Daha bitmedi… İnsanlar bu durumdayken neler olur? Bunalımlar, intiharlar, yakınlarını öldürme, hapis vs… 2002 yılında 59.187 mahkûm varken, 2018 yılı itibariyle mahkûm sayımızı artırmışız ve 225 binlere ulaştırmışız! Ve mahkûmların yatacak yerleri olmayınca iktidar 45 yeni cezaevi açacağını duyurdu. Avrupa’a cezaevlerini kapatırken biz açmaya devam ediyoruz. Ceza evi dedik de, kadın cinayetleri de ayrı bir gerçek ülkemiz için. AKP iktidara geldiğinde 66 kadın cinayeti işlenmiş, son on yılda ise bu rakam 2337’lere yükselmiş ve hâlâ da yükselmeye devam ediyor. Ve bu konuyu ciddiye alıp da o içine kapanmış yalaka dediğimiz medya, bu kadın cinayetlerini hiç tartışmıyor. Tıpkı birçok gerçekleri gizledikleri gibi üzerlerini kapatıyorlar! Ama güneşin balçıkla sıvanmayacağı da aşikârdır!
Medyanın durumu ortadadır! Halk birkaç kanal dışında gerçekleri öğrenemiyor. Asıl sorun da burada. Özellikle muhalif görüştekiler halka ulaşamayınca, konuştukları birkaç kanal dışında sığ kalıyor. Halk, ne olursa olsun, isterse dünya yıkılsın, her şeyi tozpembe görme inadına devam ediyor. Eskiden TV’lerde liderlerin hepsi seçimden önce bir araya gelir, demokratik koşullarda tartışırlar ve halk da dinlerdi. Belki kararsız olan seçmenler bu konuşmalarla yol alabilirlerdi. Şimdilerde liderler uzaktan uzağa birbirlerine çatıyor, ağızlarına alınmayacak sözlerle yükleniyorlar ve bu durum da ister istemez halka da yansıyor. İnsanlar birbirleriyle kutuplaştı. Sanatçılar ayrıştı, kültür ayrıştı, siyaset ayrıştı. Hatta akrabalar bile birbirleriyle konuşmaz ve küs duruma geldiler. Aslında bu ortamı yaratan da siyasetçilerdir. Bir an önce o sert üsluplarını bir kenara bırakıp, sevgi tohumunu topluma aşılamalıdırlar. Bu milletin ayrıştırmaya değil, birlik ve beraberliğe ihtiyacı vardır. Bu olmadan, hiçbir şey kazanamaz toplumlar… Ayrışmanın dili her zaman bizi yok edeceği gibi sömürge devletlerin işine gelecektir.
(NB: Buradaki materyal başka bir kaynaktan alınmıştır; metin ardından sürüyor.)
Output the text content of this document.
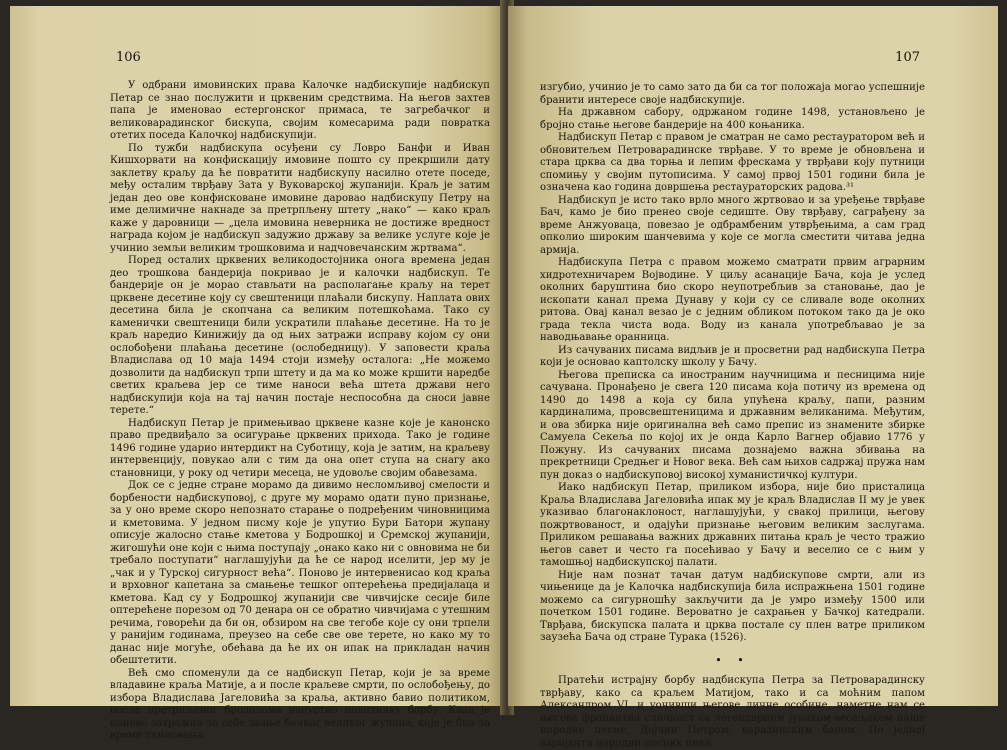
106

У одбрани имовинских права Калочке надбискупије надбискуп Петар се знао послужити и црквеним средствима. На његов захтев папа је именовао естергонског примаса, те загребачког и великоварадинског бискупа, својим комесарима ради повратка отетих поседа Калочкој надбискупији.

По тужби надбискупа осуђени су Ловро Банфи и Иван Кишхорвати на конфискацију имовине пошто су прекршили дату заклетву краљу да ће повратити надбискупу насилно отете поседе, међу осталим тврђаву Зата у Вуковарској жупанији. Краљ је затим један део ове конфисковане имовине даровао надбискупу Петру на име делимичне накнаде за претрпљену штету „нако“ — како краљ каже у даровници — „цела имовина неверника не достиже вредност награда којом је надбискуп задужио државу за велике услуге које је учинио земљи великим трошковима и надчовечанским жртвама“.

Поред осталих црквених великодостојника онога времена један део трошкова бандерија покривао је и калочки надбискуп. Те бандерије он је морао стављати на располагање краљу на терет црквене десетине коју су свештеници плаћали бискупу. Наплата ових десетина била је скопчана са великим потешкоћама. Тако су каменички свештеници били ускратили плаћање десетине. На то је краљ наредио Кинижију да од њих затражи исправу којом су они ослобођени плаћања десетине (ослобедницу). У заповести краља Владислава од 10 маја 1494 стоји између осталога: „Не можемо дозволити да надбискуп трпи штету и да ма ко може кршити наредбе светих краљева јер се тиме наноси већа штета држави него надбискупији која на тај начин постаје неспособна да сноси јавне терете.“

Надбискуп Петар је примењивао црквене казне које је канонско право предвиђало за осигурање црквених прихода. Тако је године 1496 године ударио интердикт на Суботицу, која је затим, на краљеву интервенцију, повукао али с тим да она опет ступа на снагу ако становници, у року од четири месеца, не удовоље својим обавезама.

Док се с једне стране морамо да дивимо несломљивој смелости и борбености надбискуповој, с друге му морамо одати пуно признање, за у оно време скоро непознато старање о подређеним чиновницима и кметовима. У једном писму које је упутио Бури Батори жупану описује жалосно стање кметова у Бодрошкој и Сремској жупанији, жигошући оне који с њима поступају „онако како ни с овновима не би требало поступати“ наглашујући да ће се народ иселити, јер му је „чак и у Турској сигурност већа“. Поново је интервенисао код краља и врховног капетана за смањење тешког оптерећења предијалаца и кметова. Кад су у Бодрошкој жупанији све чивчијске сесије биле оптерећене порезом од 70 денара он се обратио чивчијама с утешним речима, говорећи да би он, обзиром на све тегобе које су они трпели у ранијим годинама, преузео на себе све ове терете, но како му то данас није могуће, обећава да ће их он ипак на прикладан начин обештетити.

Већ смо споменули да се надбискуп Петар, који је за време владавине краља Матије, а и после краљеве смрти, по ослобођењу, до избора Владислава Јагеловића за краља, активно бавио политиком, после претрпљеног бродолома напустио политичку борбу. Када је поново затражио за себе звање бачког великог жупана, које је био за време тамновања

107

изгубио, учинио је то само зато да би са тог положаја могао успешније бранити интересе своје надбискупије.

На државном сабору, одржаном године 1498, установљено је бројно стање његове бандерије на 400 коњаника.

Надбискуп Петар с правом је сматран не само рестауратором већ и обновитељем Петроварадинске тврђаве. У то време је обновљена и стара црква са два торња и лепим фрескама у тврђави коју путници спомињу у својим путописима. У самој првој 1501 години била је означена као година довршења рестаураторских радова.³¹

Надбискуп је исто тако врло много жртвовао и за уређење тврђаве Бач, камо је био пренео своје седиште. Ову тврђаву, саграђену за време Анжуоваца, повезао је одбрамбеним утврђењима, а сам град опколио широким шанчевима у које се могла сместити читава једна армија.

Надбискупа Петра с правом можемо сматрати првим аграрним хидротехничарем Војводине. У циљу асанације Бача, која је услед околних баруштина био скоро неупотребљив за становање, дао је ископати канал према Дунаву у који су се сливале воде околних ритова. Овај канал везао је с једним обликом потоком тако да је око града текла чиста вода. Воду из канала употребљавао је за наводњавање оранница.

Из сачуваних писама видљив је и просветни рад надбискупа Петра који је основао каптолску школу у Бачу.

Његова преписка са иностраним научницима и песницима није сачувана. Пронађено је свега 120 писама која потичу из времена од 1490 до 1498 а која су била упућена краљу, папи, разним кардиналима, провсвештеницима и државним великанима. Међутим, и ова збирка није оригинална већ само препис из знамените збирке Самуела Секеља по којој их је онда Карло Вагнер објавио 1776 у Пожуну. Из сачуваних писама дознајемо важна збивања на прекретници Средњег и Новог века. Већ сам њихов садржај пружа нам пун доказ о надбискуповој високој хуманистичкој култури.

Иако надбискуп Петар, приликом избора, није био присталица Краља Владислава Јагеловића ипак му је краљ Владислав II му је увек указивао благонаклоност, наглашујући, у свакој прилици, његову пожртвованост, и одајући признање његовим великим заслугама. Приликом решавања важних државних питања краљ је често тражио његов савет и често га посећивао у Бачу и веселио се с њим у тамошњој надбискупској палати.

Није нам познат тачан датум надбискупове смрти, али из чињенице да је Калочка надбискупија била испражњена 1501 године можемо са сигурношћу закључити да је умро између 1500 или почетком 1501 године. Вероватно је сахрањен у Бачкој катедрали. Тврђава, бискупска палата и црква постале су плен ватре приликом заузећа Бача од стране Турака (1526).

• •

Пратећи истрајну борбу надбискупа Петра за Петроварадинску тврђаву, како са краљем Матијом, тако и са моћним папом Александром VI, и уочивши његове личне особине, наметне нам се његова фрапантна сличност са легендарним јунаком-весељаком наше народне песме, Дојчин Петром, варадинским баном. По једној варијанти народни песник пева:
Evet, demokrasinin olmazsa olmazı Seçimlerdir. Peki, ülkemizdeki seçimler nasıl oluyor? Herkes adaletli olduğundan emin mi? Tamam tamam! Ne demek istediğinizi anlıyorum. Yine eskiden diye başlayalım ve devam edelim. Seçim hileleri yönünden ufak tefek olumsuzluklar olsa da günümüzdeki kadar ayyuka çıkmamıştı seçim hileleri. Parmağımıza dokundurulan mürekkeple bir başka sandıkta oy kullanma önlenmişti. Şimdilerde bilgisayar sistemine ne kadar güveniyoruz? YSK denen kurum güven veriyor mu? Bir maçta en önemli hakemdir. YSK adaletli bir seçim ortamını yaratıyor mu? Apartmanlarımızda olmayan katlarımıza hayali daire eklenmez ve oralara yüzleri aşan seçmenler de yerleşmezdi. Şimdilerde trafolara kedi girmeleriyle başladı, mühürsüz oyların YSK ile kabul edilmesi derken, taktikler hızla devam ediyor her seçim öncesi. Taşımalı eğitimi bilirdik, şimdi de taşımalı hayali seçmenler türedi. Bir parti hangi şehirde oldukça önde, al onun seçmenini muhalefetle kafa kafaya olan yerlere yerleştir gitsin. Spor salonu mu olmuş, yazlıkçı evler mi, yoksa henüz yerleşim imkânı olmayan inşaatlar mı, daha neler neler… Siirt’te bir dairede 1862 kişi, Hakkâri’de keza öyle 1108 kişi, Ümraniye’de bir dairede 45 kişi ve bakalım daha neler neler çıkacak! Bizim ülke her konuda dünya rekoru kırıyor 165 yaşında seçmen bile üretebiliyoruz vesselam! Ve eskiden, muhalefete “Ne illet, ne zillet” gibi lakaplar takılırdı. Hele halkına, bana oy vermedi diye, terörist hiç ilan edilmezdi. Ben buna bir örnek vererek noktayı koyayım. Bir atletizm müsabakasında 100 metre yarışçıları start çizgisinde, o da ne bir yarışmacı yani AKP, bitiş çizgisine çok yakın. Hakemin umurunda değil. Muhalefet ise sıralanmış tabancanın atılmasıyla yarışa başlamak istiyor. Ve yarış bitiyor. AKP Balkon konuşmasında birinciliğini kutluyor. Seyirciler de bu duruma alkış tutuyor. Durum bu.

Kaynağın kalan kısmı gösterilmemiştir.